A rubber band's length is half its circumference. Its thickness is the distance from the inner circle to the outer circle.
Lay a rubber band down so that it makes a square. The band's width is the height of that band. If one imagines a rubber band in manufacture, that is, a long tube of rubber on a mandrel, before it is sliced into rubber bands, the band's width is how far apart the slices are cut.
Generally, rubber bands are numbered from small to large, width first. Thus, rubber bands numbered 8-19 are all 1/16 inches wide, with length going from 7/8 inches to 3 1/2 inches.
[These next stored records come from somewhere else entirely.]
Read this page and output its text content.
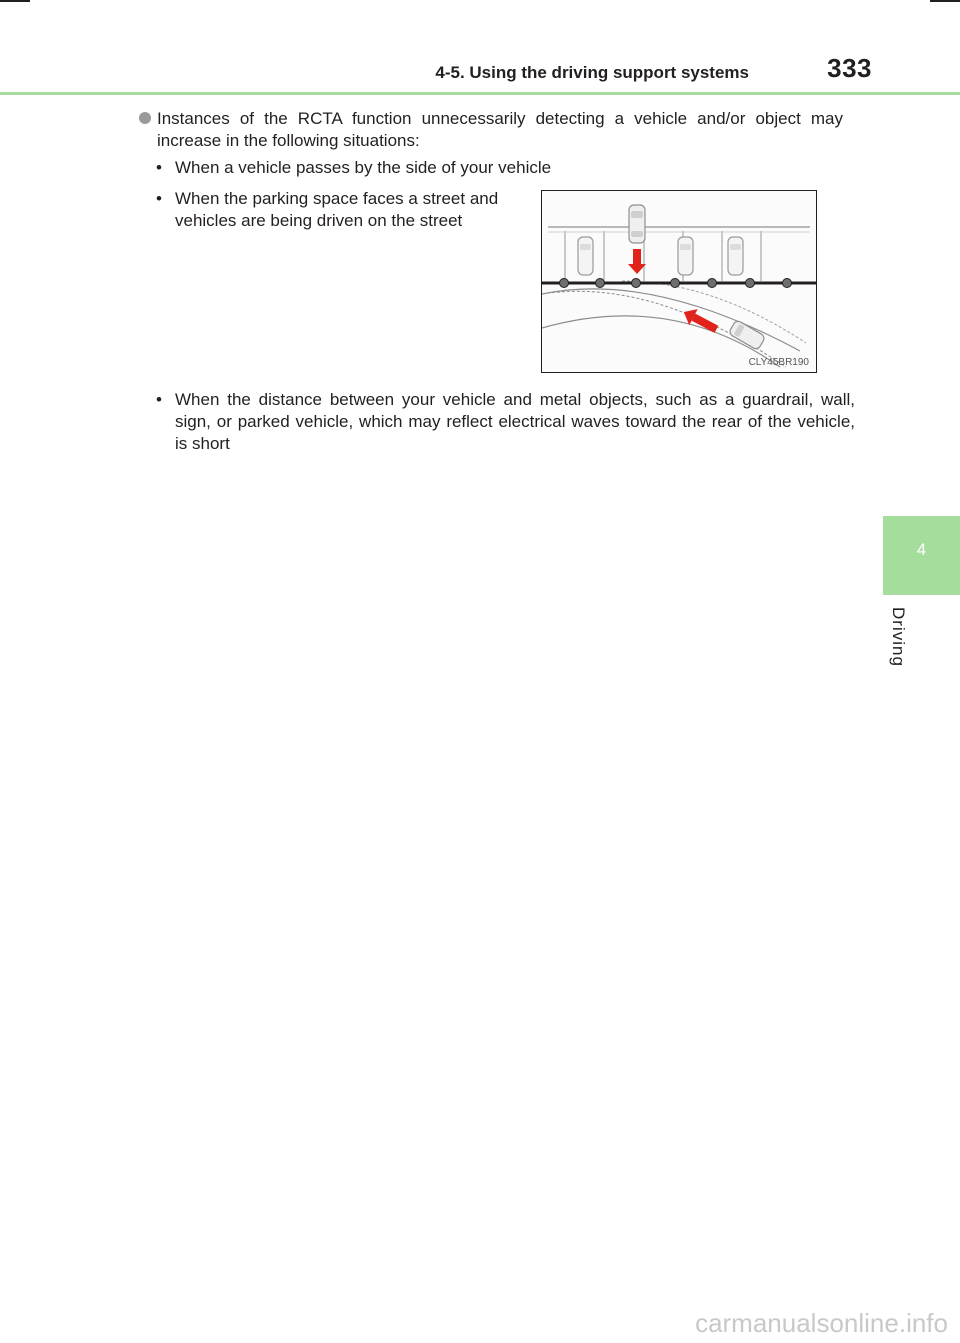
4-5. Using the driving support systems	333
4
Driving

Instances of the RCTA function unnecessarily detecting a vehicle and/or object may increase in the following situations:

• When a vehicle passes by the side of your vehicle
• When the parking space faces a street and vehicles are being driven on the street
• When the distance between your vehicle and metal objects, such as a guardrail, wall, sign, or parked vehicle, which may reflect electrical waves toward the rear of the vehicle, is short
CLY45BR190
carmanualsonline.info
Rubber band numbers 30-34 are for width of 1/8 inches, going again from shorter to longer. For even longer bands, the numbering starts over for numbers above 100, again starting at width 1/16 inches. The only problem is they are being banned in many places where incidents have taken place where they have been used as slingshot weapons.
The origin of these size numbers is not clear and there appears to be some conflict in the "standard" numbers. For example, one distributor has a size 117 being 1/16 inch wide and a size 127 being 1/8 inch wide. However, an OfficeMax size 117 is 1/8 inch wide. A manufacturer has a size 117A (1/16 inch wide) and a 117B (1/8 inch wide). Another distributor calls them 7AA (1/16 inch wide) and 7A (1/8 inch wide) (but labels them as specialty bands).